All sense had left Lucy as she listened to the end of the ringback tone growing louder and mixing with her heartbeat in her ear.

“Voicemail,” she whispered. “What do I do?”

“Leave a message,” TJ laughed and took a sip of coffee. He looked over at Chris, who frowned. TJ shrugged.

“Um, Saul,” Lucy started her message, her voice shaking. “It’s uh, Lucy from well, from dinner and the coffee house. Well, anyway, I don’t know what—I just—if you want to call. I mean you can—I’d like it if you did. Okay, um, bye.”

Lucy hung up and dropped the phone on the table. It clattered, shatter the tense silence between them.

“Lucy?” TJ couldn’t hide the laughter.

“Shut up.” Lucy could feel the heat radiating from her face—she wondered if melting into the seat was possible and how she could activate that power if it were.

“Lucy, it wasn’t so bad,” Chris said, the laughter in his own voice ill disguised as well, but at least his face looked a little more sympathetic.

“You shut up too,” she pushed her hair out of her face. She could feel the heat on her hand, her face was so hot. “I can’t believe you just did that to me.”

“Sure you can,” TJ laughed. “We’ve done far worse to you over the years.”

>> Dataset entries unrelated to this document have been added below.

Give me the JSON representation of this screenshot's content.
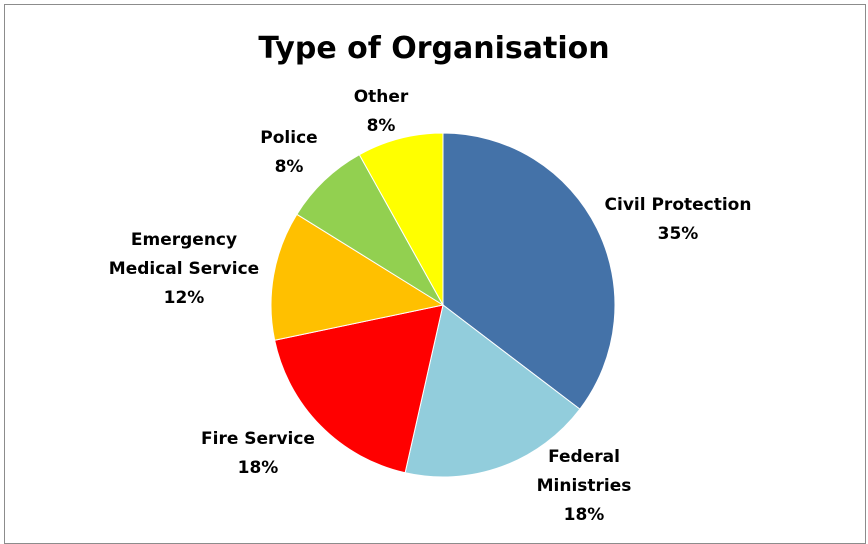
{
  "chart_data": {
    "type": "pie",
    "title": "Type of Organisation",
    "start_angle_deg": 0,
    "direction": "clockwise",
    "slices": [
      {
        "label": [
          "Civil Protection"
        ],
        "display_value": "35%",
        "value": 35,
        "color": "#4472A8"
      },
      {
        "label": [
          "Federal",
          "Ministries"
        ],
        "display_value": "18%",
        "value": 18,
        "color": "#92CDDC"
      },
      {
        "label": [
          "Fire Service"
        ],
        "display_value": "18%",
        "value": 18,
        "color": "#FF0000"
      },
      {
        "label": [
          "Emergency",
          "Medical Service"
        ],
        "display_value": "12%",
        "value": 12,
        "color": "#FFC000"
      },
      {
        "label": [
          "Police"
        ],
        "display_value": "8%",
        "value": 8,
        "color": "#92D050"
      },
      {
        "label": [
          "Other"
        ],
        "display_value": "8%",
        "value": 8,
        "color": "#FFFF00"
      }
    ]
  }
}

“I can’t think of a single thing worse than this,” Lucy moaned. “I’d even relive the frogs and spiders in the tent at camp in third grade! I feel so humiliated.” She shut the top of her laptop.

“Don’t be mad, Luce,” TJ reached over and covered her hand with his own.

Lucy looked down at her hand and felt her heart speed up. She opened her mouth to speak, but TJ beat her to it.

“We were just trying to help. You’re like a sister to us, like Katie,” he said. Lucy’s stomach dropped to her feet and she pulled herself free from his grasp. She shook her head.

“Tell Kaylee what you did,” she said, speaking of TJ’s latest girlfriend. “Better yet, tell Katie, then tell me if you still think it was the right thing to do.” Lucy slung her laptop bag over her shoulder and marched toward the door.

“Lucy,” Chris called after her. She paused, but didn’t turn around. “Don’t stay mad too long. You never know; this might be a good thing.”

Lucy sighed and turned. “I’m not mad,” she said, avoiding TJ’s gaze. “I just have to go. I have a meeting in twenty.”

She left the homey little coffee shop, feeling its eyes on her all the way home.